Human beings are “super-cooperators,” the only species on the planet that can form cohesive teams out of non-siblings. Part of our evolved mental toolkit for teamwork is our ability to make something sacred—a rock, a tree, a flag, a person or a principle—and then circle around it, literally or figuratively. It’s not just religions that do this. Sports teams, fraternities, political parties and nations at war all enhance their cohesiveness by generating heroes, taboos and pledges to uphold certain ideals or commitments.
But the psychology of sacredness makes it harder for negotiators to execute tradeoffs in a utilitarian way. When the Republican presidential candidates all said they would walk away from a deal that offered 10 dollars of spending cuts for each dollar of tax increases, they revealed that tax increases had become a form of sacrilege for the Republican Party—though the recent moves by several Republicans to disavow Grover Norquist’s tax pledge suggest this might be changing.
Sharing moral commitments helps teams to function cohesively, but it also blinds them to reality.
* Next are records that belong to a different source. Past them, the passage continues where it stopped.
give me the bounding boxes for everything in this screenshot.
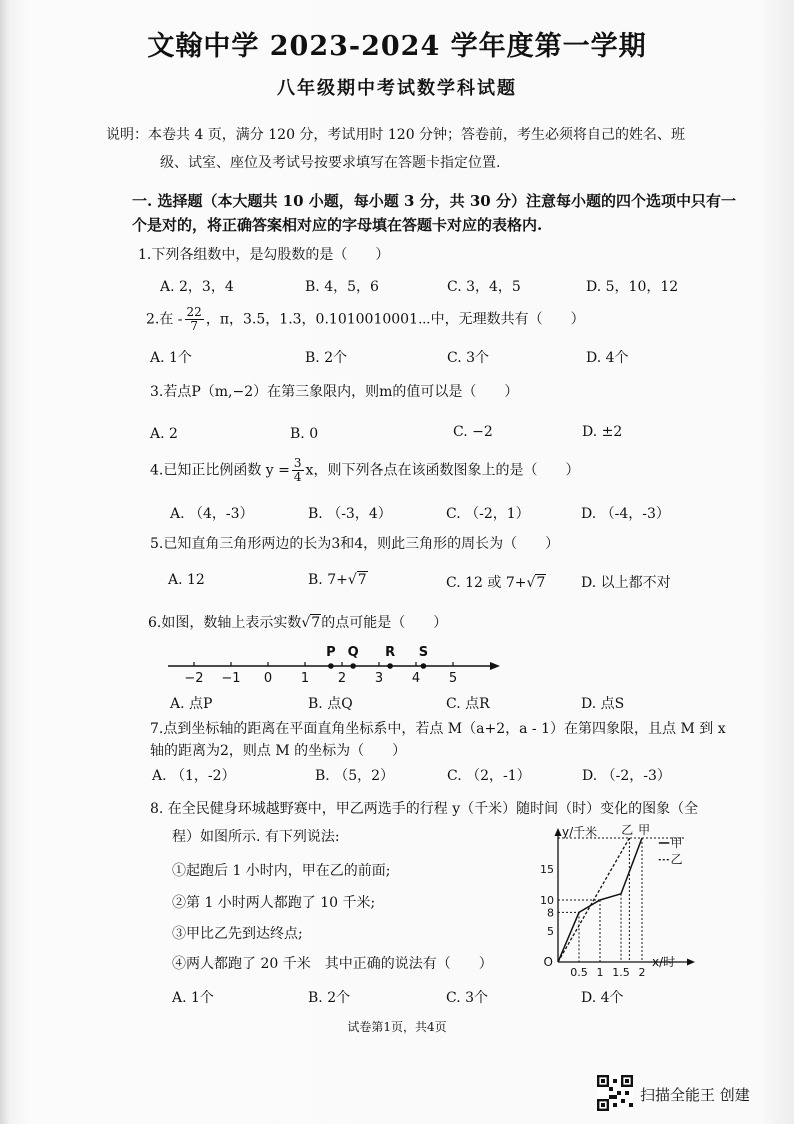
q1-option-d: D. 5，10，12 [586,279,679,295]
q3-option-d: D. ±2 [582,424,623,440]
q5-option-c-radicand: 7 [536,575,546,591]
qr-code-icon [597,1075,633,1111]
graph-curve-label-yi: 乙 [621,823,634,837]
graph-legend-jia: 甲 [670,835,683,850]
q8-option-d: D. 4个 [581,990,624,1006]
q7-option-a: A. （1，-2） [152,768,236,784]
q1-stem: 1.下列各组数中，是勾股数的是（ ） [138,247,390,263]
q8-statement-4: ④两人都跑了 20 千米 其中正确的说法有（ ） [172,956,493,972]
runner-yi-curve [558,838,629,962]
graph-origin-label: O [543,955,553,969]
q5-option-d: D. 以上都不对 [581,575,671,591]
graph-curve-label-jia: 甲 [638,823,651,837]
number-line-tick-label: 3 [374,671,384,686]
q6-stem-pre: 6.如图，数轴上表示实数 [148,615,302,631]
q5-option-c: C. 12 或 7+√7 [446,575,546,591]
scanner-watermark: 扫描全能王 创建 [640,1086,750,1104]
q6-option-d: D. 点S [581,696,625,712]
page-footer: 试卷第1页，共4页 [347,1020,447,1034]
q6-option-a: A. 点P [170,696,213,712]
number-line-point [328,663,334,669]
q2-fraction-den: 7 [190,319,198,333]
q6-stem-radicand: 7 [311,615,321,631]
graph-x-tick-label: 2 [638,966,646,979]
q2-option-a: A. 1个 [150,350,192,366]
q4-option-d: D. （-4，-3） [581,506,670,522]
q1-option-a: A. 2，3，4 [160,279,234,295]
instructions-line-2: 级、试室、座位及考试号按要求填写在答题卡指定位置. [160,155,501,171]
section-heading-2: 个是对的，将正确答案相对应的字母填在答题卡对应的表格内. [132,216,543,234]
page-subtitle: 八年级期中考试数学科试题 [277,78,517,99]
distance-time-graph [530,822,730,982]
q2-stem-pre: 2.在 - [146,311,183,328]
graph-y-tick-label: 8 [547,906,554,920]
number-line-arrow [490,662,500,670]
q5-option-b: B. 7+√7 [308,572,367,588]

They select arguments and narratives that support their preferred policies while denying facts that threaten or contradict their commitments. They sometimes vote for symbolism over substance, even when it harms their material interests or long-term goals. High-stakes negotiations are hard enough, but when sacred values are in play, the odds of success go way down. (Just ask the Israelis and Palestinians.)
So what can our political leaders do to convince their supporters to accept a deal averting the fiscal cliff?
First, they should negotiate—and describe their progress—only in terms of overall packages of options across spending and revenues. Taken alone, any single issue such as tax rates is likely to trigger diametrically opposed responses and invocations of moral duties. Yet taken together, each side can find specific moral victories. In this case, that could be reining in the growth of government, for Republicans, and making taxes more progressive, for Democrats.
Second, they should jointly call for shared sacrifice. When Winston Churchill became prime minister in 1940, he told Britons that he had nothing to offer except “blood, toil, tears and sweat.” In doing so he activated a powerful psychological mechanism that makes people willing to bear burdens and pay costs when the group’s survival is at stake, and when everyone is called on to pull together as a team.